According to Mrs. Drothée Lisenga, Representative of Indigenous community, forests of the DR Congo are massively being destroyed. “We are losing our super market, we are losing our natural resource, we are losing the fish, we are losing all the animals, we are losing the rivers drying up. Today we decree our struggles as usual and say Stop climate change. Because it affects us. We want climate justice and we also want climate finance. When the forest leaves, we must also have the benefits of the causes, because it is our wealth,” she said .
The CJT, an initiative of the Pan African Climate Justice Alliance, is a mobilization campaign initiated to raise interest among the African public and coalesce various African voices towards a common position as the continent prepares to host the 27th Conference of Parties to the UN Framework Convention on Climate Change in November in Egypt.
The Republic of Congo is currently among leading countries remaining as carbon sink country, thanks to the vast forest cover. Forests have a sequestration capacity that far exceeds emissions. But for Anatole Keleri who struggles to put food on the table, clothes on his children talkless of affording fees for them, he wonders how the forest benefits him.
Keleri is not alone. The population of the DR Congo is one of the most vulnerable to climate change thanks to limited climate action due to poverty.

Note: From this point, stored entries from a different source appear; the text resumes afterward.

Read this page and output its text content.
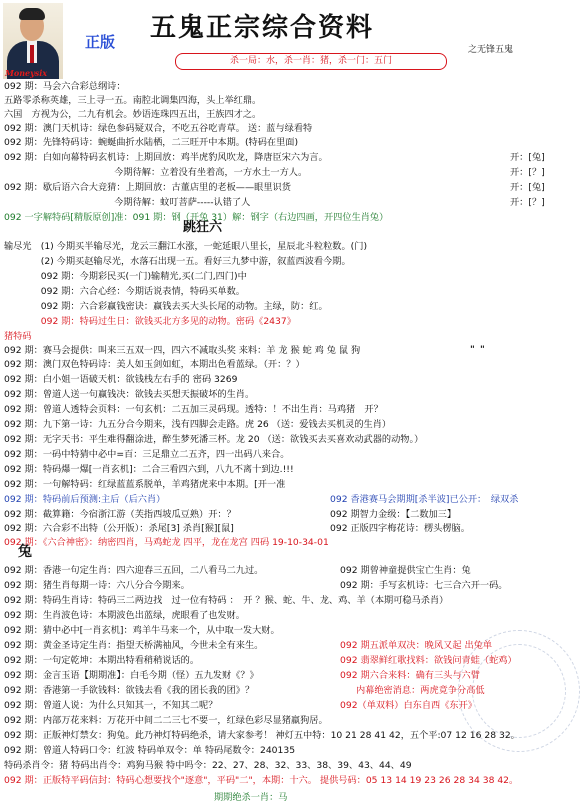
Moneysix
正版 五鬼正宗综合资料
杀一局：水，杀一肖：猪，杀一门：五门
之无锋五鬼
跳狂六
兔
092 期：马会六合彩总纲诗：
五路零杀称英雄，三上寻一五。南腔北调集四海，头上举红鼎。
六国　方视为公，二九有机会。妙语连珠四五出，王族四才之。
092 期：澳门天机诗：绿色参码疑双合，不吃五谷吃青草。 送：蓝与绿看特
092 期：先锋特码诗：蜿蜒曲折水陆栖，二三旺开中本期。(特码在里面)
092 期：白如向幕特码玄机诗：上期回放：鸡半虎豹风吹龙，降唐臣宋六为言。
　　　　　　　　　　　　今期待解：立着没有坐着高，一方水土一方人。
092 期：歇后语六合大竞猜：上期回放：古董店里的老板——眼里识货
　　　　　　　　　　　　今期待解：蚊叮菩萨-----认错了人
092 一字解特码[精版原创]准：091 期：钢（开兔 31）解：钢字（右边四画，开四位生肖兔）
输尽光　(1) 今期买半输尽光，龙云三翻江水涨，一蛇延眼八里长，星辰北斗粒粒数。(门)
　　　　(2) 今期买赵输尽光，水落石出现一五。看好三九梦中游，叙蓝西波看今期。
　　　　092 期：今期彩民买(一门)输精光,买(二门,四门)中
　　　　092 期：六合心经：今期话说表情，特码买单数。
　　　　092 期：六合彩赢钱密诀：赢钱去买大头长尾的动物。主绿，防：红。
　　　　092 期：特码过生日：欲钱买北方多见的动物。密码《2437》
猪特码
092 期：赛马会提供：叫来三五双一四，四六不减取头奖 来料：羊 龙 猴 蛇 鸡 兔 鼠 狗
092 期：澳门双色特码诗：美人如玉剑如虹，本期出色看蓝绿。（开：？）
092 期：白小姐一语破天机：欲钱栈左右手的 密码 3269
092 期：曾道人送一句赢钱决：欲钱去买想天振破坏的生肖。
092 期：曾道人透特会页料：一句玄机：二五加三灵码现。透特：！不出生肖：马鸡猪　开？
092 期：九下第一诗：九五分合今期来，浅有四脚会走路。虎 26 （送：爱钱去买机灵的生肖）
092 期：无字天书：平生难得翻涂进，醉生梦死潘三杯。龙 20 （送：欲钱买去买喜欢动武器的动物。）
092 期：一码中特猜中必中=百：三足鼎立二五齐，四一出码八来合。
092 期：特码爆一爆[一肖玄机]：二合三看四六到，八九不离十到边.!!!
092 期：一句解特码：红绿蓝蓝系脱单，羊鸡猪虎来中本期。[开一准
092 期：特码前后预测:主后（后六肖）
092 期：截算籍：今宿浙江游（芙指西坡瓜豆熟）开：？
092 期：六合彩不出特（公开版）：杀尾[3] 杀肖[猴][鼠]
092 期：《六合神密》：纳密四肖，马鸡蛇龙 四平，龙在龙宫 四码 19-10-34-01
092 期：香港一句定生肖：四六迎春三五回，二八看马二九过。
092 期：猪生肖每期一诗：六八分合今期来。
092 期：特码生肖诗：特码三二两边找　过一位有特码 ：　开 ？猴、蛇、牛、龙、鸡、羊（本期可稳马杀肖）
092 期：生肖波色诗：本期波色出蓝绿，虎眼看了也发财。
092 期：猜中必中[一肖玄机]：鸡羊牛马来一个，从中取一发大财。
092 期：黄金圣诗定生肖：指望天桥满袖风，今世未全有来生。
092 期：一句定乾坤：本期出特看稍稍说话的。
092 期：金言玉语【期期准】：白毛今期（怪）五九发财《？》
092 期：香港第一手欲钱料：欲钱去看《我的团长我的团》？
092 期：曾道人说：为什么只知其一，不知其二呢？
092 期：内部万花来料：万花开中间二二三七不要一，红绿色彩尽显猪羸狗居。
092 期：正版神灯禁女：狗兔。此乃神灯特码绝杀，请大家参考！ 神灯五中特：10 21 28 41 42，五个平:07 12 16 28 32。
092 期：曾道人特码口令：红波 特码单双令：单 特码尾数令：240135
特码杀肖令：猪 特码出肖令：鸡狗马猴 特中吗令：22、27、28、32、33、38、39、43、44、49
092 期：正版特平码信封：特码心想要找个"逐意"，平码"二"，本期：十六。 提供号码：05 13 14 19 23 26 28 34 38 42。
期期绝杀一肖：马
开：[兔]
开：[？]
开：[兔]
开：[？]
092 香港赛马会期期[杀半波]已公开：　绿双杀
092 期智力金级：【二数加三】
092 正版四字梅花诗：楞头楞脑。
092 期曾神童提供宝亡生肖：兔
092 期：手写玄机诗：七三合六开一码。
092 期五派单双决：晚风又起 出兔单
092 翡翠鲜红歌找料：欲钱问青蛙（蛇鸡）
092 期六合来料：确有三头与六臂
内幕绝密消息：两虎竟争分高低
092（单双料）白东自西《东开》
" "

Mrs. Berthilde Gitira, member of environmental civil society and women’s coalition for the environment and sustainable development said Congo like the rest of Africa is experiencing global warming. “We feel it. Today we have come to claim our climate justice. Our country is the second lung of the world and all this gas emission, when released in industrialized countries, are sequestered in our forests and as a reward, we have nothing. We are the poorest in the world and we cannot afford this situation. As today the DRC organizes the PRE COP27, we call the [Government] authorities through the Ministry of the Environment to carry out this advocacy so that the DRC can benefit from this outcome (finance) from climate change,” she said.
The DR Congo is seeing massive losses of forest at an estimate rate of about 17,000 hectares per year. Thus, maintaining the services provided by the natural resources ecosystems (forests, savannahs, hydrological basins, etc.) is essential to ensure future development, limit the impacts of climate change and provide opportunities adaptation to the most vulnerable strata, including women and young people of all socio-cultural categories of urban and rural centers.
During COP 26, the DRC committed to modify the rate of emissions, which used to be 18%, to 21%. This is reflected in the revised National Determined Contribution in 2021.
Despite the commitments made by the countries, it should be noted that the actors have difficulty in applying the decisions, whereas this essentially contributes to amplifying the impacts of change on the environment and the populations.
The Climate Justice Torch Campaign is to mobilize local communities – including youth, women’s movements – fishers, farmers and NGOs at the national level for climate justice and Increase the pressure of Congolese and African citizens on their national governments and on international negotiations during COP 27 in order to better take into account their realities, priorities and aspirations.